First, let's find the limit. I argued that $a_n$ is monotone decreasing.
In general, $e^x \geq 1 + x$ unless $x = 0$. But, $a_0 = 1/2$, so $a_n \neq 0 \ \forall x$. Therefore, I can say:
$e^{a_n} \geq 1 + a_n$
$a_n \geq \ln(1 + a_n) = a_{n+1}$
Since $a_n \geq 0$ and $a_n$ is decreasing, we can conclude that its limit is $0$.
Does this look ok? I have not worked very much with recursive sequences, so I want to make sure I'm doing ok.
Now, let's work on the radius of convergence.
$\lim_{n\to \infty} \frac{a_{n+1}}{a_n}$ is what we want to compute. I am going to drop the limit as I won't actually end up needing it for what I attempted (which is a bit of a red flag for me, but it's all I could think to try).
$\frac{a_{n+1}}{a_n} = \frac{\ln(1+a_n)}{\ln(1+a_{n-1})} = \ln(a_n - a_{n-1}) = \ln(\ln(a_{n-1} - a_{n-2})) = \dots = \ln(\ln(\dots(\ln(a_1 - a_0)))\dots) = \ln(\ln(\dots(\ln(a_1 - \frac{1}{2})))\dots)$
Now, I already showed that $a_n$ was decreasing. So, $a_1 - \frac{1}{2} <0$ and this means the limit does not exist. Now, I know the $\limsup_{n \to -\infty} \ln(n) = \infty$. Making a change of variable, $\limsup_{n \to \infty} \ln(-n) = \infty$ still. Therefore, I believe the limsup is $\infty$ which means $R = 0$.
Does everything look ok here? Did I mess up on any parts?
I guess you meant to say that $e^x > 1+x$? Now, you actually should explicitly show that $a_n > 0$ for all $n \in \mathbb{N}_0$. The proof is just a simple induction argument.
Indeed, $a_0 > 0$. Next, assume that $a_n > 0$ for some arbitrary $n \in \mathbb{N}_0$. Then: $$a_{n+1} = \log(a_{n+1}+1) > 0$$ since $\log$ is a strictly increasing function.
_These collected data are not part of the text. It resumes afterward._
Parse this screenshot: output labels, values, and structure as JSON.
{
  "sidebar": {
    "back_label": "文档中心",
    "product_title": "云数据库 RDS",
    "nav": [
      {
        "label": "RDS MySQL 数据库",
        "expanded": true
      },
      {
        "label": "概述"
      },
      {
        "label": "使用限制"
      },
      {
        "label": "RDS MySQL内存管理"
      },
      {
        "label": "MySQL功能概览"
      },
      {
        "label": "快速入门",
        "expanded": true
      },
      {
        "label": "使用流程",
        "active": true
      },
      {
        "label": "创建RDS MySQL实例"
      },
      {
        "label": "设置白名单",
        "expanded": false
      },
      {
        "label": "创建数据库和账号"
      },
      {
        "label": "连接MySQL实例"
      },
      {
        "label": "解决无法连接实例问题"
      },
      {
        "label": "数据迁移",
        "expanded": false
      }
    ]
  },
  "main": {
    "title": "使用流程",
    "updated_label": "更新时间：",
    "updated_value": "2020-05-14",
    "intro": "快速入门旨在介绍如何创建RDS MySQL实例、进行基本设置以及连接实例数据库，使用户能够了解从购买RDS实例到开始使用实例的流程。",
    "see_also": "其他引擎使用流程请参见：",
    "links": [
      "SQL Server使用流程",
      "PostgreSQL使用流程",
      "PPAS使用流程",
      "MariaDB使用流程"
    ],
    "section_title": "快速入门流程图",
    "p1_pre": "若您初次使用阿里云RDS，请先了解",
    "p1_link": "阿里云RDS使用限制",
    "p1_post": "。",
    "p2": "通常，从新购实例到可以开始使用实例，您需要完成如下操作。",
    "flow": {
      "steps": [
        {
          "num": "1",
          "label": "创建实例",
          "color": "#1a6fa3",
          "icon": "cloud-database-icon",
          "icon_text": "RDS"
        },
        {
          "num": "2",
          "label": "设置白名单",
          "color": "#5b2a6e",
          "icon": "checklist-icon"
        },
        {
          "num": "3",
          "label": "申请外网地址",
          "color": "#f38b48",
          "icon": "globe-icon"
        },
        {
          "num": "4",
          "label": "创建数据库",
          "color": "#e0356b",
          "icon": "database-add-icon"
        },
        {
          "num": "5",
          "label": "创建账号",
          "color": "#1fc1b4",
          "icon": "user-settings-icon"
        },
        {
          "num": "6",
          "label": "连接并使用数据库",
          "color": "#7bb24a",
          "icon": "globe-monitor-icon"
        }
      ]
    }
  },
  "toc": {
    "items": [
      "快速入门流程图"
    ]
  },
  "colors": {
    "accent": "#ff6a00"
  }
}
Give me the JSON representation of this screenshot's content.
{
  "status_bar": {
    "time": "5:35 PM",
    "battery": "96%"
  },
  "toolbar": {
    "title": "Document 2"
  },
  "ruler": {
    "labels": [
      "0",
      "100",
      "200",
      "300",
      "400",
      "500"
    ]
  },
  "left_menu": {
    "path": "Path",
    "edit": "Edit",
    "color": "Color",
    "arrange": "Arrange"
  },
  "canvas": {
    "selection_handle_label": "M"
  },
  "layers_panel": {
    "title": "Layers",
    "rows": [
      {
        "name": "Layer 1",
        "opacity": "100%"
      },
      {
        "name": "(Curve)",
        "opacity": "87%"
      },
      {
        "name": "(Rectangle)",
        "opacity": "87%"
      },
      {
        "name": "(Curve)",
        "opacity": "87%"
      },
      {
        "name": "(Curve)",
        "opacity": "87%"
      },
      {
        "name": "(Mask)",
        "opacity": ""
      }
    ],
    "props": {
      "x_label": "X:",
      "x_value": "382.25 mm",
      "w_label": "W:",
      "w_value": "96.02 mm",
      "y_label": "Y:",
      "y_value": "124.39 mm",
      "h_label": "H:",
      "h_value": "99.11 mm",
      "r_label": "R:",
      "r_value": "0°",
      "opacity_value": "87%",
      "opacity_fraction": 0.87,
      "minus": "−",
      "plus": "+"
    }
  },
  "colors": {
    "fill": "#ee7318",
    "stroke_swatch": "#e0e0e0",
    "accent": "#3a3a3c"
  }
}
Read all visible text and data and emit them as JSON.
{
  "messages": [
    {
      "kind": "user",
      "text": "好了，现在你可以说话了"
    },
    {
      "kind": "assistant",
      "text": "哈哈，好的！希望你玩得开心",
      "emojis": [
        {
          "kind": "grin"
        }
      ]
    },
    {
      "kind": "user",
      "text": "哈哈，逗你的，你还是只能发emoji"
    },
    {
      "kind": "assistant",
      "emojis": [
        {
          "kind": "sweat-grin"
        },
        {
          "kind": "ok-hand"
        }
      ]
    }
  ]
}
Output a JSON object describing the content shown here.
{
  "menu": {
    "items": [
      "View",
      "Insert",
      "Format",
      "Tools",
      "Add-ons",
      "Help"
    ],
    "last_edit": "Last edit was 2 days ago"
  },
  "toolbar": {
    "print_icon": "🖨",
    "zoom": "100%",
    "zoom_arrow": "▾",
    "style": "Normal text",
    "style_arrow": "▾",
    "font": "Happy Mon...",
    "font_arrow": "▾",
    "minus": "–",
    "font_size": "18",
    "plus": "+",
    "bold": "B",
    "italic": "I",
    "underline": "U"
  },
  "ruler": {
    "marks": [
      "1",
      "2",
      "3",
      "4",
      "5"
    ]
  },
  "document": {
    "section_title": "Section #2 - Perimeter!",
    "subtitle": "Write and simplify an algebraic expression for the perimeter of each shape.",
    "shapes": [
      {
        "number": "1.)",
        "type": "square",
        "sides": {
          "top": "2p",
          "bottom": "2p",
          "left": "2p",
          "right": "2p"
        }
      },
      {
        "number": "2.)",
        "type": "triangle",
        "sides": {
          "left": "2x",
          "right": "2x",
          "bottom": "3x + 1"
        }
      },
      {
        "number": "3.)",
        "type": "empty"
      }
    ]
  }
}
Your conclusion that your sequence is decreasing is correct and since it is bounded below, it is convergent with limit $L$. It would, then, follow that: $$L = \lim_{n \to \infty} a_{n+1} = \lim_{n \to \infty} \log(1+a_n) = \log(1+L)$$ due to the continuity of $L$. This is only possible when $L = 0$. That would be a much more complete argument.
As for your computation of the radius of convergence, you've overcomplicated it significantly. It does not follow that: $$\frac{\log(1+a_n)}{\log(1+a_{n-1})} = \log(a_n-a_{n-1})$$
Since every $a_n > 0$, we have that: $$\frac{1}{R} = \lim_{n \to \infty} \frac{a_{n+1}}{a_n} = \lim_{n \to \infty} \frac{\log(1+a_n)}{a_n} = \lim_{n \to \infty} \frac{\log(1+a_n)-\log(1)}{a_n}$$
By the sequential limit criterion, the right-hand side is just the derivative of $x \mapsto \log(x)$ at $x = 1$. So, it follows that $R = 1$.